In May this year, I attended a cupping course, and I was very surprised at how different the cupping roasts out of the Probat sample roasters tasted compared to the ones I air roasted at home. The roast color and profile were almost identical. The acidity and origin flavors were also quite similar. But the drum roasts had a whole 2nd dimension of malty and woody flavors that were absent in my air roasts. Air roasters develop caramel flavors at medium and darker roasts, as do drum roasters. But these malty and woody flavors, which develop prior to the first crack usually taste poor in air roasts, and also mean the other flavors will not develop properly. This was not the case in these sample roasts, which tasted rather nice. For the first time, I was tempted by drums.
Then I hear about two Taiwanese companies making ventilated solid drum roasters, in effect, the design used on Probat drums.
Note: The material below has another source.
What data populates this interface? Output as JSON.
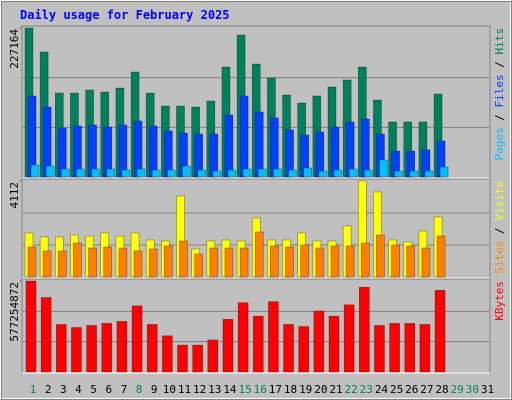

The Quest M3 looks like the first real "semi-commercial" roaster, with a heavy solid drum, fairly heavy duty components, variable heat and airflow, a thermometer and tryer, and fast cooling. So I ordered one, and Molly got it too me in a week. One heating element fried on the first roast, and Molly got me the replacement (along with a second one in case the entire production run had been defective) also within a week. The replacement took 1/2 hour, since the roaster is built for home maintenance. I was very happy.
My first roast was a sample roast. I followed the instructions given, holding the power at around 6.5 amps and the airflow at 4.5 for a 150 gram load, but dropped in at 200C to get a fast 9 minute roast (sample roasts in ventilated Probats use roughly 375 to 400F drop ins). Success! The same malty and woody tastes I had at the course. There was a whiff of grassiness, so I'll need to fine tune it for a slightly slower drying period. Now it was time to learn how to use the roaster
Initial Profiling Notes:
I'm still a long way away from producing high quality roasts or profiles; but I have instrumented the roaster for reliable and repeatable profiles. I wanted to share this, so that it might save others some work.
Bean Temperature: For this I simply wrapped the TC around the supplied thermometer, kept it out of the way of the tryer, and brought it out through the underside of the air exhaust/bean entry funnel

Max Environmental Temperature:
This is more complicated. After lots of experiments, I placed the TC outside the drum and above it. The skin of the roaster has three screws that are on the underside. These need to be loosened, and the skin turned so the bolts are at 1 o'clock. Then the TC can be pulled through the gap and tied to the upper right support bar:

This placement produces a fairly steady and useful indicator of the drum's temperature. Here is a profile:

At this spot, it is easy to control the speed of the roast after the first crack. One can drop power to slow the roast down, but make sure the drum temperature stays above about 240C (480F), so the roast doesn't stall out. Placing the probe below the drum puts it into the air being drawn into the roaster. I had it there initially, but no matter how hard I tried, I kept getting incredibly jittery readings like this:

While this is the fastest responding spot to monitor, it was just too noisy to be useful for controlling the roast's speed.
Venting Tips: If the airflow is kept above the 4 dial setting, all the smoke vents out of the grill at the rear of the roaster. This makes constructing an effective venting system easy. I place mine on my cook top underneath the vent hood. This also requires a deflector to block the horizontal outflow and deflect it up to the hood:

I also tried roasting backing the exhaust to the window. Even in my old building, which has negative pressure (i.e. air blows in when opening windows), the exhaust vented out without problems. However, the air intake points in the same direction as the exhaust, so it was sucking in cold air. This really slowed the roast down, taking it from 13 to 19 minutes even when I kept the drum temperatures up to par:

So people roasting by the window in the winter, will need put a deflector at the air intake, so it gets warmer room air.